Brigitte glares at him. “Such moral excellence,” she says.

“Yes,” agrees Roberta, who has been quiet all evening, probably figuring out airfare upgrades for Stanley. “How attractive.”

“I’m talking theoretical,” says Bill. “I believe in common sense. In theory. Theoretical common sense.” He feels suddenly cornered and misunderstood. He wishes he weren’t constantly asked to pronounce on real-life legal matters. He has never even tried an actual case except once, when he was just out of law school. He’d had a small practice then in the basement of an old sandstone schoolhouse in St. Paul, and the sign inside the building directory said WILLIAM D. BELMONT, ATTORNEY-AT-LAW: ONE LEVEL DOWN. It always broke his heart a little, that one level down . The only case he ever took to trial was an armed robbery and concealed weapon case, and he had panicked. He dressed in the exact same beiges and browns as the bailiffs — a subliminal strategy he felt would give him an edge, make him seem at least as much a part of the court “family” as the prosecutor. But by the close of the afternoon, his nerves were shot. He looked too desperately at the jury (who, once in the deliberation room, and in the time it took to order the pizza and wolf it down, voted unanimously to convict). He’d looked imploringly at all their little faces and said, “Ladies and gentlemen, if my client’s not innocent, I’ll eat my shorts.”
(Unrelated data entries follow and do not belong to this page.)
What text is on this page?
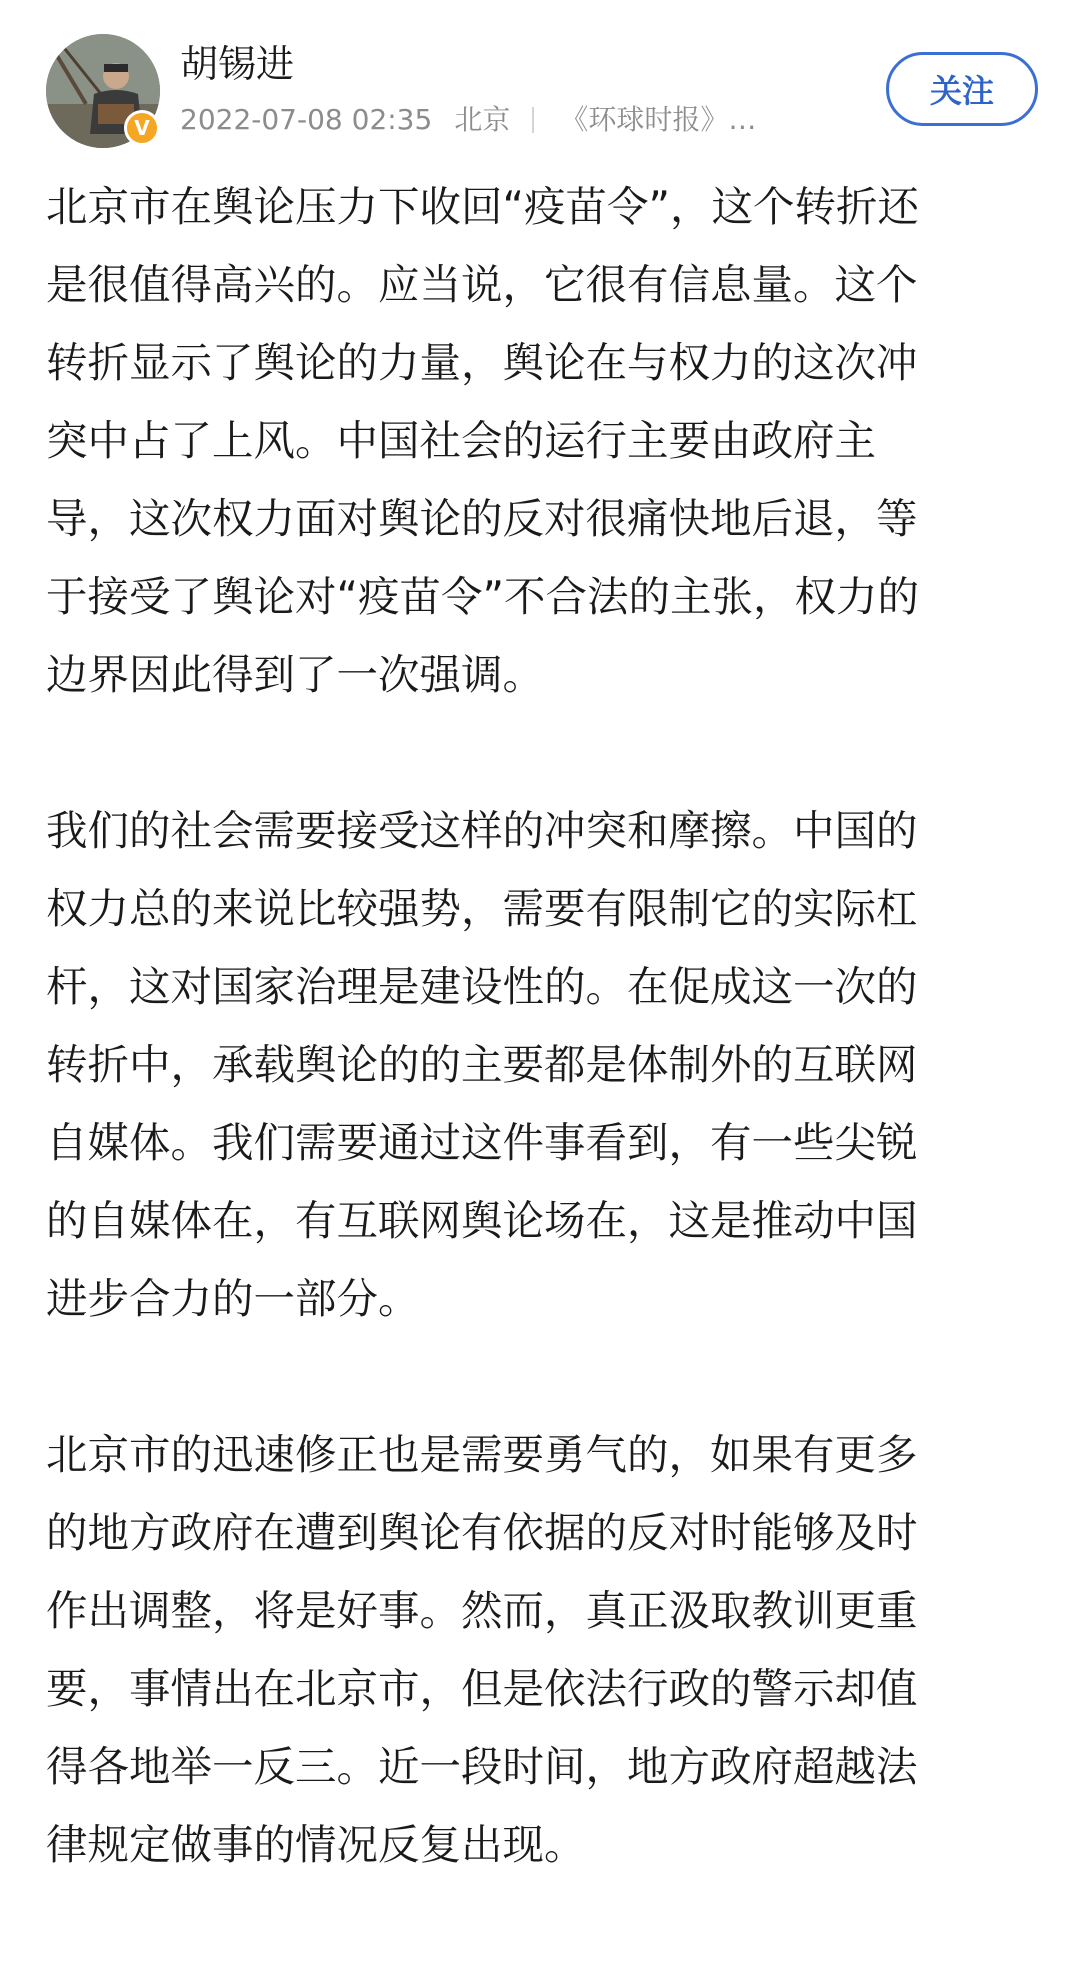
V
胡锡进
2022-07-08 02:35 北京 《环球时报》…
关注

北京市在舆论压力下收回“疫苗令”，这个转折还
是很值得高兴的。应当说，它很有信息量。这个
转折显示了舆论的力量，舆论在与权力的这次冲
突中占了上风。中国社会的运行主要由政府主
导，这次权力面对舆论的反对很痛快地后退，等
于接受了舆论对“疫苗令”不合法的主张，权力的
边界因此得到了一次强调。

我们的社会需要接受这样的冲突和摩擦。中国的
权力总的来说比较强势，需要有限制它的实际杠
杆，这对国家治理是建设性的。在促成这一次的
转折中，承载舆论的的主要都是体制外的互联网
自媒体。我们需要通过这件事看到，有一些尖锐
的自媒体在，有互联网舆论场在，这是推动中国
进步合力的一部分。

北京市的迅速修正也是需要勇气的，如果有更多
的地方政府在遭到舆论有依据的反对时能够及时
作出调整，将是好事。然而，真正汲取教训更重
要，事情出在北京市，但是依法行政的警示却值
得各地举一反三。近一段时间，地方政府超越法
律规定做事的情况反复出现。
At the end of his practice, he had taken to showing up at other people’s office parties — not a good sign in life.

Now, equipped with a more advanced degree, like the other people here, Bill has a field of scholarly, hypothetical expertise, plus a small working knowledge of budgets and parking and E-mail. He doesn’t mind the E-mail, has more or less gotten used to it, its vaguely smutty Etch-A-Sketch, though once he found himself lost in the Internet and before he knew it had written his name across some bulletin board on which the only other name was “Stud Boy.” Mostly, however, his professional life has been safe and uneventful. Although he is bothered by faculty meetings and by the word text —every time he hears it, he feels he should just give up, go off and wear a powdered wig somewhere — it intrigues Bill to belong to academe, with its international hodgepodge and asexual attire, a place where to think and speak as if one has lived is always preferable to the alternatives. Such a value cuts down on regrets. And Bill is cutting down. He is determined to cut down. Once, he was called in by the head of the law school and admonished for skipping so many faculty meetings. “It’s costing you about a thousand dollars in raises every year,” said the dean.